Landau RHEINPFALZ Plus Artikel SBK-Compact-Markt im Horst wird dicht gemacht: Anwohner enttäuscht

In diese Richtung zum SBK-Compact: Das gilt nur noch bis Mitte April.
In diese Richtung zum SBK-Compact: Das gilt nur noch bis Mitte April.

[Aktualisiert 2.3.2023] Die Gerüchteküche brodelt schon eine Weile. Am 20. April wird der SBK-Compact in Landau geschlossen. Das Unternehmen will sich erst Ende der Woche dazu äußern. Aber die Bewohner des Horst machen ihrer Empörung schon Luft.

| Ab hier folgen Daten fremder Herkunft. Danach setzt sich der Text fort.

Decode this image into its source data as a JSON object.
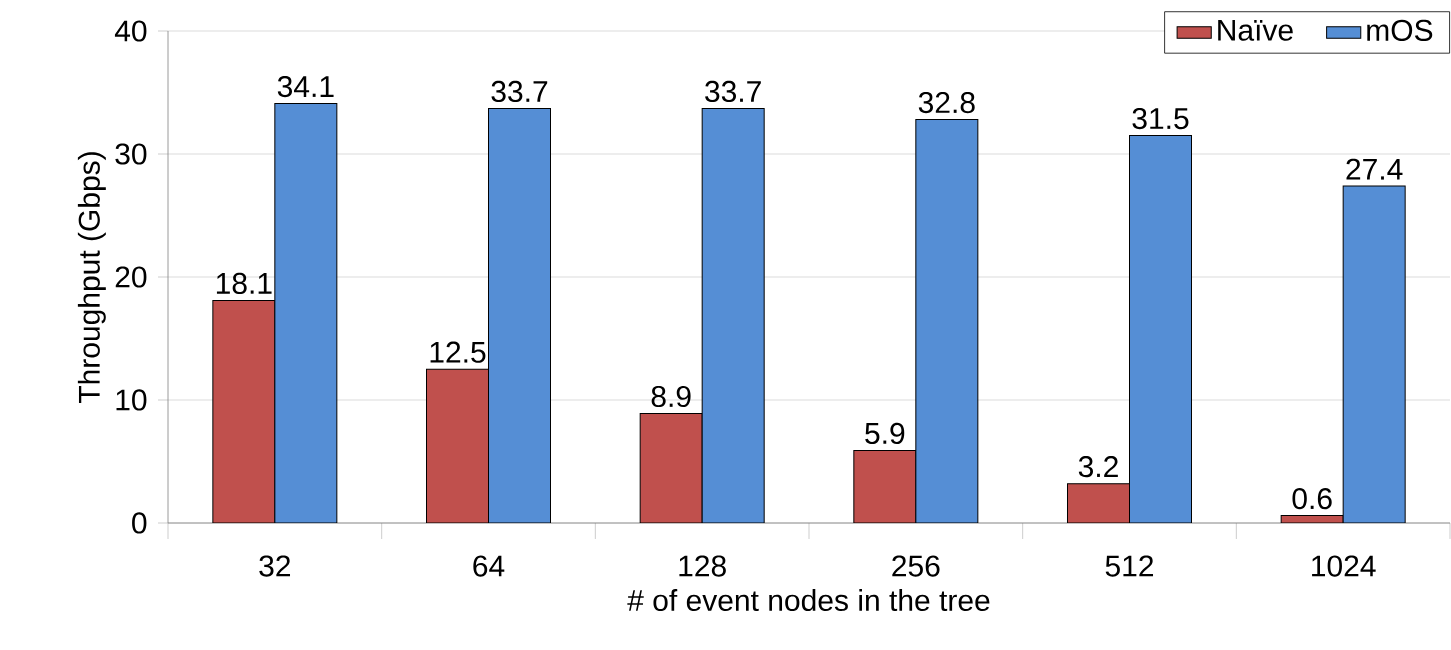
{
  "chart_data": {
    "type": "bar",
    "xlabel": "# of event nodes in the tree",
    "ylabel": "Throughput (Gbps)",
    "categories": [
      "32",
      "64",
      "128",
      "256",
      "512",
      "1024"
    ],
    "series": [
      {
        "name": "Naïve",
        "color": "#c0504d",
        "values": [
          18.1,
          12.5,
          8.9,
          5.9,
          3.2,
          0.6
        ]
      },
      {
        "name": "mOS",
        "color": "#558ed5",
        "values": [
          34.1,
          33.7,
          33.7,
          32.8,
          31.5,
          27.4
        ]
      }
    ],
    "ylim": [
      0,
      40
    ],
    "yticks": [
      0,
      10,
      20,
      30,
      40
    ],
    "grid": "y",
    "legend": "top right",
    "data_labels": true
  }
}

Seit vor drei Wochen durchgedrungen ist, dass die Landauer Kissel-Gruppe ihren SBK-Compact-Markt schließen wird, ist der große Einschnitt für den Horst Gesprächsthema Nummer eins. Zwar gibt es in unmittelbarer Nachbarschaft noch einen Netto – der Discounter-Markt wurde gerade abgerissen und neu gebaut –, aber der SBK ist eine Hausnummer in dem Wohnviertel, beliebt nicht nur bei den Anwohnern, sondern auch den Beschäftigten der umliegenden Firmen im Horstring. Die Kissel-Gruppe will sich erst Ende der Woche in einer offiziellen Pressemitteilung zu der bevorstehenden Schließung äußern, wie sie auf Anfrage mitteilt. Nach Informationen der RHEINPFALZ wird der Markt, in dem auch eine Reuther-Bäckerei untergebracht ist, am 20. April für immer seine Türen schließen.

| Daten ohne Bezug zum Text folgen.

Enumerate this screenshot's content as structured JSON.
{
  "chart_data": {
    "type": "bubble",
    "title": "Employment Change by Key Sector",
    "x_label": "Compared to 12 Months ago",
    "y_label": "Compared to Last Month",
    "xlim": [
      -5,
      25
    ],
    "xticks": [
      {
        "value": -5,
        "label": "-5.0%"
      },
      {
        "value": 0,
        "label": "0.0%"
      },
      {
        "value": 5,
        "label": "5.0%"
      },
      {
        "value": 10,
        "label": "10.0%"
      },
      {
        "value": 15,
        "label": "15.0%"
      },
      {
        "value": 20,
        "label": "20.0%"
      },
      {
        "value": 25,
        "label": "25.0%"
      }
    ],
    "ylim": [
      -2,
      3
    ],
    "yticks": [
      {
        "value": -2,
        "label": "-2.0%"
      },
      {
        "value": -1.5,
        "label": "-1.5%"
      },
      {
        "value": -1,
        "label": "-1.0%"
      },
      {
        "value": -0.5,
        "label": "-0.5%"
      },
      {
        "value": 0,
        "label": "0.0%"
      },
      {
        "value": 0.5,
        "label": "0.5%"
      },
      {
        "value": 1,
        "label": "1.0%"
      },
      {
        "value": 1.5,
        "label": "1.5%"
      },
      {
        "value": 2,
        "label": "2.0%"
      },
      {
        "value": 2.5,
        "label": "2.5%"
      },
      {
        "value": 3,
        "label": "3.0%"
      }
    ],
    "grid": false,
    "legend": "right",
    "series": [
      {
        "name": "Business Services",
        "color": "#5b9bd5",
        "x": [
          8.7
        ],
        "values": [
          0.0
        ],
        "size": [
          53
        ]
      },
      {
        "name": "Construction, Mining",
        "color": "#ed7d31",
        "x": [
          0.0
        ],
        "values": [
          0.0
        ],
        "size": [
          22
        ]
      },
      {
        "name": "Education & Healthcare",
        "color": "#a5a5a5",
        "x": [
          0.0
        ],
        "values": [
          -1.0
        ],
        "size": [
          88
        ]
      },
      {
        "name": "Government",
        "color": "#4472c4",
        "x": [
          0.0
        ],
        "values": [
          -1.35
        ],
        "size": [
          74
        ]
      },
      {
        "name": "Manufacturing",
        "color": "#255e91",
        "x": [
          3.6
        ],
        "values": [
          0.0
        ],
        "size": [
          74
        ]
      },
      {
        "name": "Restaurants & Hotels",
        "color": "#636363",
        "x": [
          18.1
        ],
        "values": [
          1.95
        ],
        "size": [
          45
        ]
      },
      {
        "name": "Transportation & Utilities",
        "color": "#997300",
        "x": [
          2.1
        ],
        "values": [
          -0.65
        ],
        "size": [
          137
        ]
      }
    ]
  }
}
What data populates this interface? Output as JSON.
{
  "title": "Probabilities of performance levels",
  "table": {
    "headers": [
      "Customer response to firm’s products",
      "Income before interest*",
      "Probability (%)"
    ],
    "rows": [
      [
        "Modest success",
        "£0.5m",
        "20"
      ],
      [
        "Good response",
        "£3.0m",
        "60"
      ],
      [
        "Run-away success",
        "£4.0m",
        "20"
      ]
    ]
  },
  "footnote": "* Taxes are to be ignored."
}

Traudel Heß ist betroffen und enttäuscht. Die Vorsitzende des Gemeindeausschusses der Kirchengemeinde St. Elisabeth ist besorgt um die älteren Menschen in dem Stadtviertel. Der Compact-Markt sei eine seniorengerechte Einkaufsmöglichkeit: kurze Wege, überschaubares Produktangebot und die Möglichkeit, alles für den täglichen Bedarf zu bekommen. Das habe jeder immer geschätzt. Und an der Fleischtheke könne man sich etwas Warmes zum Mittagessen mitnehmen: Fleischkäse, Schnitzel, Hähnchenschlegel. Auch Backwaren und ein großes Getränkesortiment seien bis dato dort vorhanden gewesen, inklusive einer Lotto-Annahmestelle.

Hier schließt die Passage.